There are not many bands that can deliver the extremities of Montreal embody. Attend one of their shows, and witness what is the fruition of vaudeville, the surreal, the pop and freak out personas accumulating into one big mess. I don’t know of any other bands who can write a song about chemical depression as catchy as lead singer and the sole songwriter, Kevin Barnes can.
Known in particular for 2007’s Hissing Fauna, Are You the Destroyer?, the “band” has always essentially been Barnes’ creative pursuit. He employed the use of other members on albums prior to 2004, but then began to embark on recording mainly by himself until 2013 with the release of lousy with sylvianbriar, and the introduction of an entirely new band. All the old touring members, some who had been working with Barnes since his first recordings, went their own ways.
These sorts of decisions are just one of the trends in of Montreal’s history, which is one littered with some dark corners. Through each of these seemingly egotistical or aggressive actions on Barnes’ part, it is always treated as a way for himself to be able to create. With every new album comes a similar press release calling their freshest collection to be the darkest new take. This trend is pretty true; Aureate Gloom may be the darkest album they’ve made.
Barnes’ songwriting is one of the most exquisite, drawing from all sources of obscure history and surreal fiction but most importantly, his own diaries. Aureate Gloom was conceived in the midst of a separation from his wife of eleven years, what may seem like a conclusion of sorts to Hissing Fauna, the first album to open the autobiographical spring of a troubled marriage.
The album’s opener and first single, “Bassem Sabry”, is the only song which isn’t autobiographical; it is based on the Egyptian journalist who passed away last summer under some shady circumstances. The style of this song also is what of Montreal fans be more familiar with; the funky, upbeat and blue eyed soul reminiscent of David Bowie. However, this album delivers tinges of punk thereafter; take the second half of “Empyrean Abattoir”, where lyrics about a “system of subtraction” are nudged with sneering “oh-oh oh-oh’s” snarled out in raspy sass.
There are also inspirations of no-wave droning, which come out well in “Aluminum Crown” in the spacey exploration of the “I’ve been hurt by troubled dreams” and enveloping atmosphere, but does act as an annoyance to “Monolithic Egress”. “Monolithic Egress” opens as a very catchy and angry track, where Barnes sings how “our words are so much louder now / that we almost never speak” and says “you never did anything wrong / we’ve just been together too long, babe”. Yet half way through this great song draws into a droning implosion.
The particular disappointment of the album is this freak-out outro which drags too long and the final song, “Like Ashoka’s Inferno of Memory”. In what has been an epic monologue about separation, in “Ashoka” it feels as though it doesn’t end, and the climatic conclusion is nonexistent. Where it opens with some of the vilest and most direct lyrics of spite ever written by Barnes or any songwriter about their relationship’s souring (“I realize then if I could know something alive in you / Something I could love, I think must I be dead”), it pitters out and leaves a bad taste in the mouth, but all the more wishing there to be more.
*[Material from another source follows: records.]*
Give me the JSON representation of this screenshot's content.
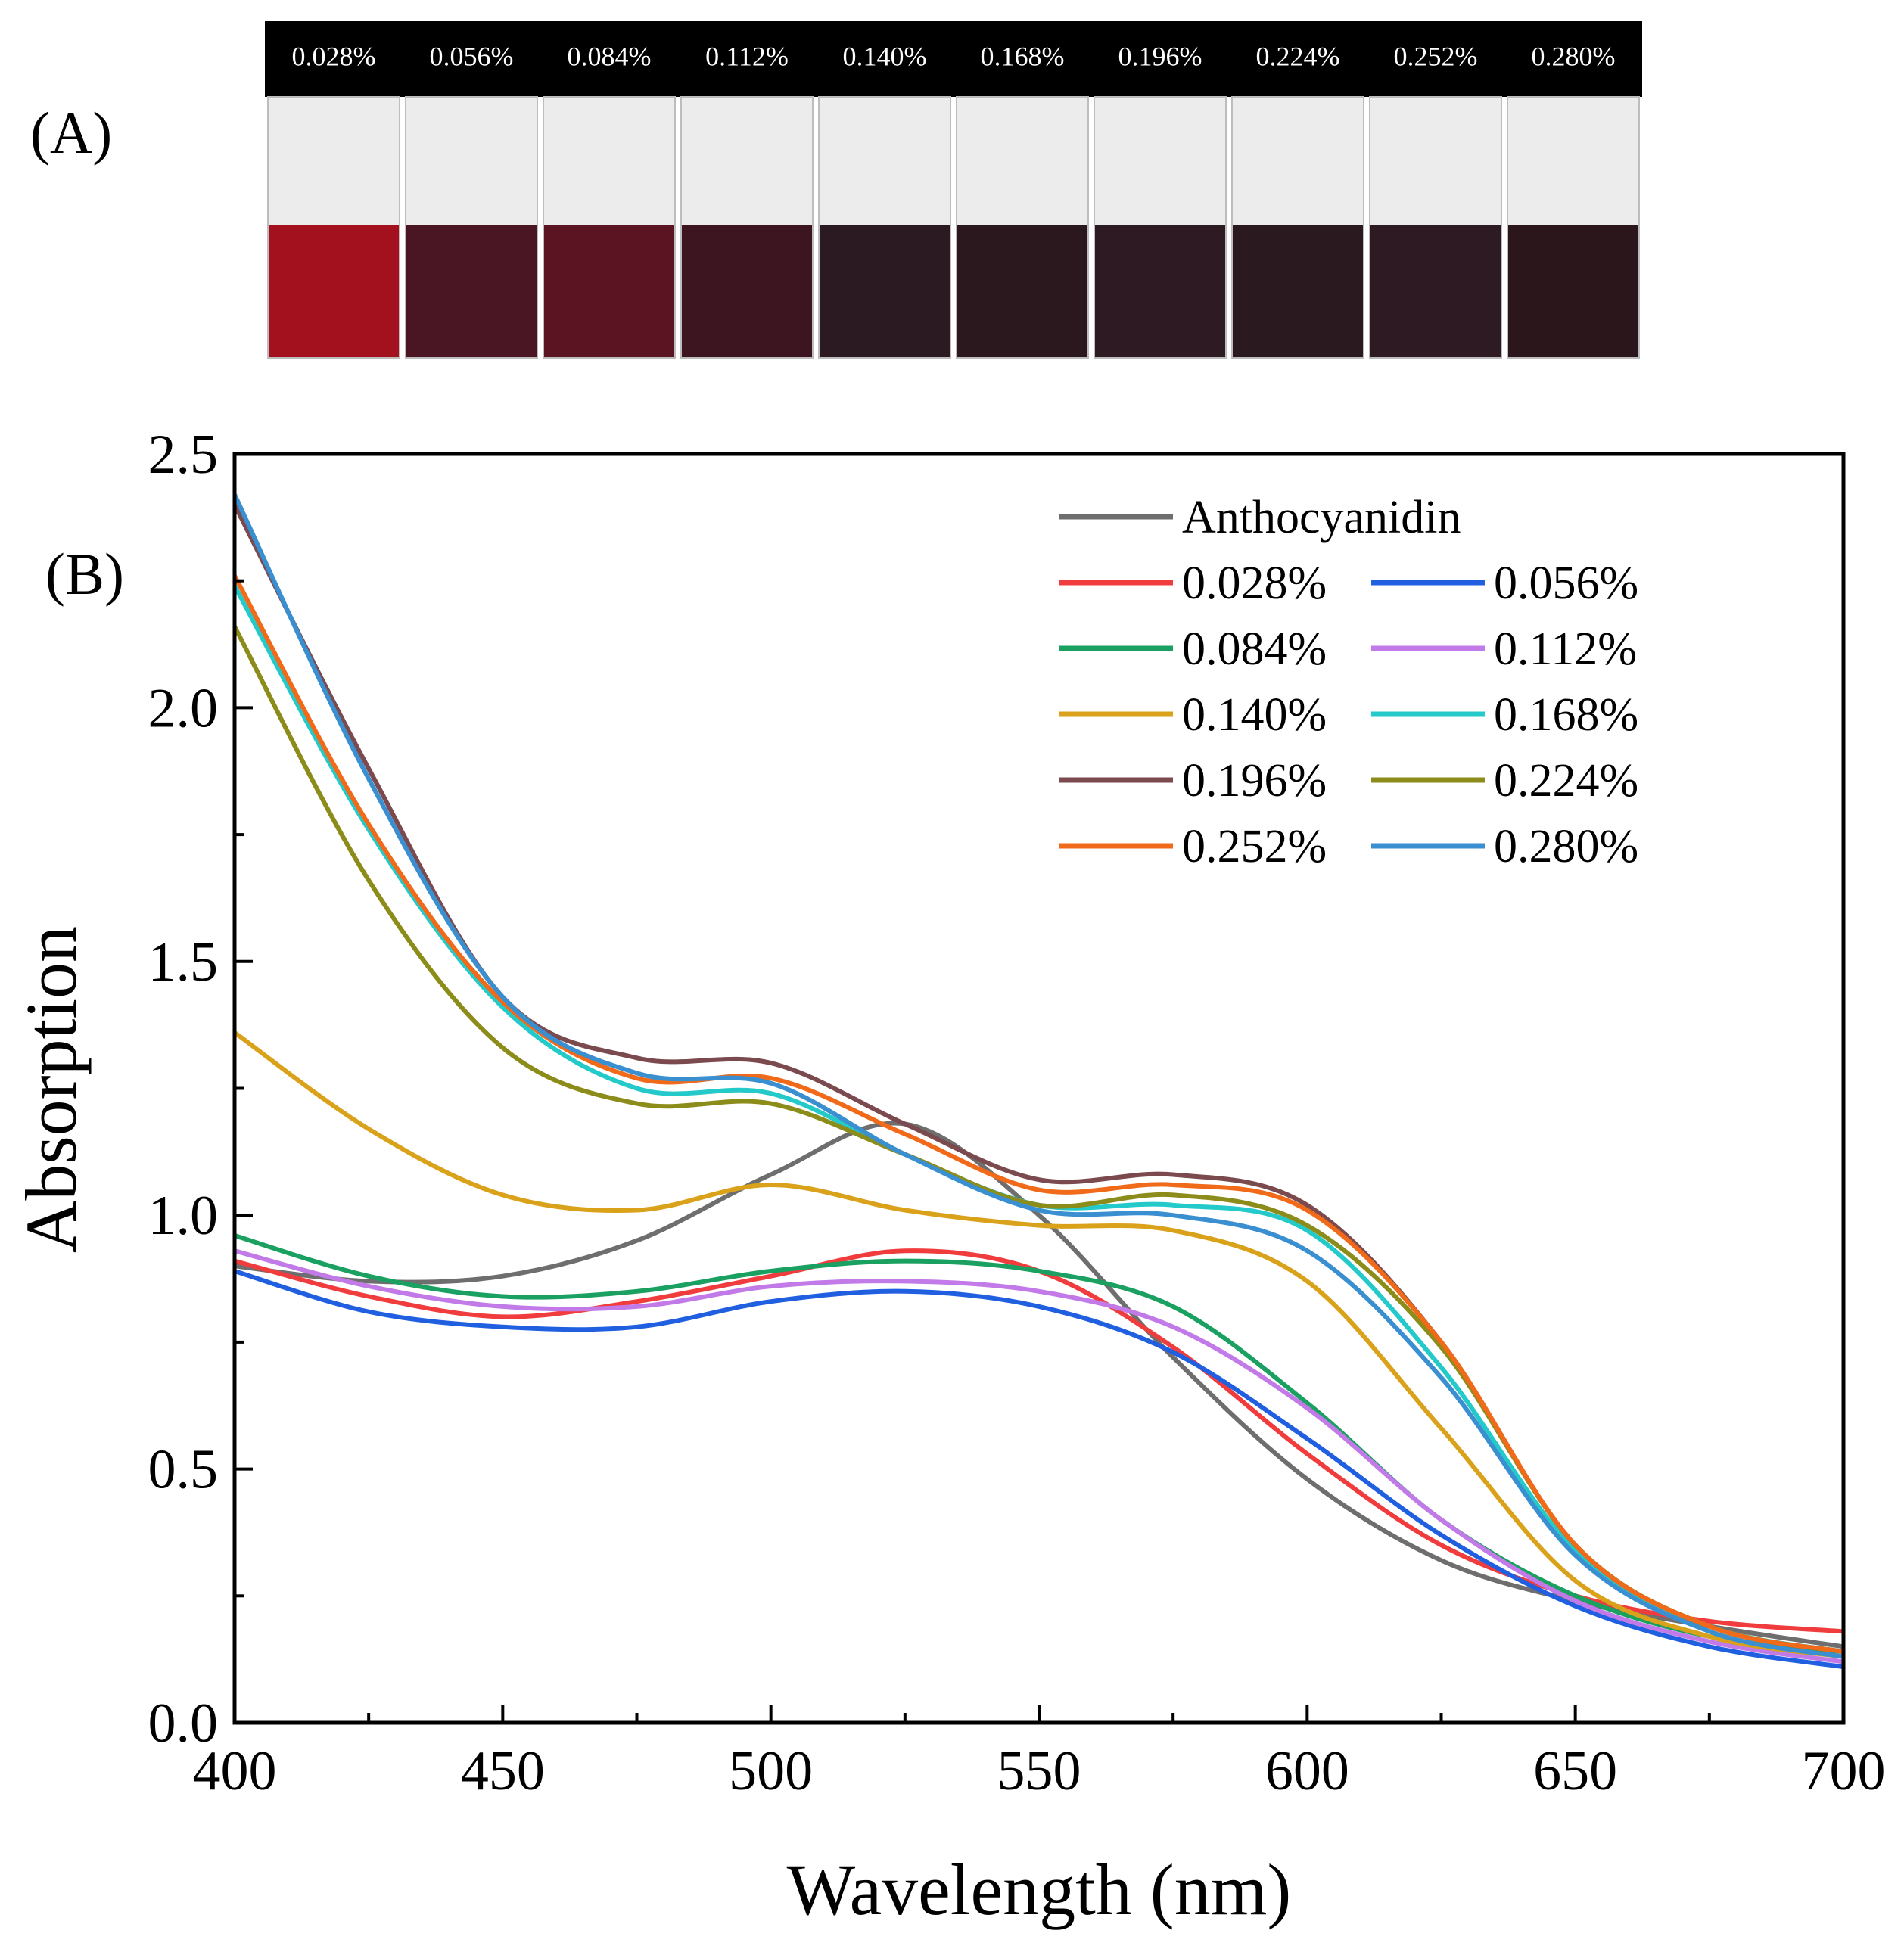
{
  "panel_a": {
    "label": "(A)",
    "vials": [
      {
        "label": "0.028%",
        "color": "#a3101e"
      },
      {
        "label": "0.056%",
        "color": "#4a1624"
      },
      {
        "label": "0.084%",
        "color": "#5a1422"
      },
      {
        "label": "0.112%",
        "color": "#3d1520"
      },
      {
        "label": "0.140%",
        "color": "#2c1a22"
      },
      {
        "label": "0.168%",
        "color": "#2a181e"
      },
      {
        "label": "0.196%",
        "color": "#2d1a22"
      },
      {
        "label": "0.224%",
        "color": "#2a1a1f"
      },
      {
        "label": "0.252%",
        "color": "#2e1a22"
      },
      {
        "label": "0.280%",
        "color": "#2b161c"
      }
    ]
  },
  "chart_data": {
    "type": "line",
    "panel_label": "(B)",
    "xlabel": "Wavelength (nm)",
    "ylabel": "Absorption",
    "xlim": [
      400,
      700
    ],
    "ylim": [
      0.0,
      2.5
    ],
    "xticks": [
      "400",
      "450",
      "500",
      "550",
      "600",
      "650",
      "700"
    ],
    "yticks": [
      "0.0",
      "0.5",
      "1.0",
      "1.5",
      "2.0",
      "2.5"
    ],
    "x": [
      400,
      425,
      450,
      475,
      500,
      525,
      550,
      575,
      600,
      625,
      650,
      675,
      700
    ],
    "series": [
      {
        "name": "Anthocyanidin",
        "color": "#6e6e6e",
        "values": [
          0.9,
          0.87,
          0.88,
          0.95,
          1.08,
          1.18,
          1.0,
          0.72,
          0.48,
          0.32,
          0.24,
          0.19,
          0.15
        ]
      },
      {
        "name": "0.028%",
        "color": "#f03c3c",
        "values": [
          0.91,
          0.84,
          0.8,
          0.83,
          0.88,
          0.93,
          0.89,
          0.74,
          0.53,
          0.35,
          0.25,
          0.2,
          0.18
        ]
      },
      {
        "name": "0.056%",
        "color": "#1f5fe0",
        "values": [
          0.89,
          0.81,
          0.78,
          0.78,
          0.83,
          0.85,
          0.82,
          0.73,
          0.56,
          0.37,
          0.23,
          0.15,
          0.11
        ]
      },
      {
        "name": "0.084%",
        "color": "#1aa060",
        "values": [
          0.96,
          0.88,
          0.84,
          0.85,
          0.89,
          0.91,
          0.89,
          0.82,
          0.63,
          0.4,
          0.25,
          0.17,
          0.14
        ]
      },
      {
        "name": "0.112%",
        "color": "#c27ae8",
        "values": [
          0.93,
          0.86,
          0.82,
          0.82,
          0.86,
          0.87,
          0.85,
          0.78,
          0.62,
          0.4,
          0.24,
          0.16,
          0.12
        ]
      },
      {
        "name": "0.140%",
        "color": "#d9a21a",
        "values": [
          1.36,
          1.17,
          1.04,
          1.01,
          1.06,
          1.01,
          0.98,
          0.97,
          0.87,
          0.58,
          0.28,
          0.17,
          0.13
        ]
      },
      {
        "name": "0.168%",
        "color": "#24c9c9",
        "values": [
          2.24,
          1.76,
          1.41,
          1.25,
          1.24,
          1.12,
          1.02,
          1.02,
          0.97,
          0.7,
          0.34,
          0.19,
          0.14
        ]
      },
      {
        "name": "0.196%",
        "color": "#7a4a4e",
        "values": [
          2.4,
          1.88,
          1.43,
          1.31,
          1.3,
          1.18,
          1.07,
          1.08,
          1.02,
          0.75,
          0.35,
          0.19,
          0.14
        ]
      },
      {
        "name": "0.224%",
        "color": "#8c8c1a",
        "values": [
          2.16,
          1.66,
          1.33,
          1.22,
          1.22,
          1.12,
          1.02,
          1.04,
          0.98,
          0.74,
          0.35,
          0.19,
          0.14
        ]
      },
      {
        "name": "0.252%",
        "color": "#f06a1a",
        "values": [
          2.26,
          1.77,
          1.42,
          1.27,
          1.27,
          1.16,
          1.05,
          1.06,
          1.01,
          0.75,
          0.35,
          0.19,
          0.14
        ]
      },
      {
        "name": "0.280%",
        "color": "#3a8fd0",
        "values": [
          2.42,
          1.86,
          1.43,
          1.28,
          1.26,
          1.12,
          1.01,
          1.0,
          0.93,
          0.68,
          0.33,
          0.18,
          0.13
        ]
      }
    ]
  }
}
And the wish for more is already coming true, even before Aureate Gloom is released: work is already being done on the next new album, which doesn’t currently have a name but is rumored to be released in early 2016.
of Montreal captures the collapse of Barnes’s marriage with all the destruction and violence filtered through their signature sing-along style. Where 2013’s lousy with sylvianbriar featured shadows of country rock music, Aureate Gloom shows another step in the evolution of one of most prolific songwriters into a new stage: dabbling in punk music.
Although it does feel like there should be some more music at the end, this is easily one of the best albums of 2015 and establishes a high rank in of Montreal’s cannon.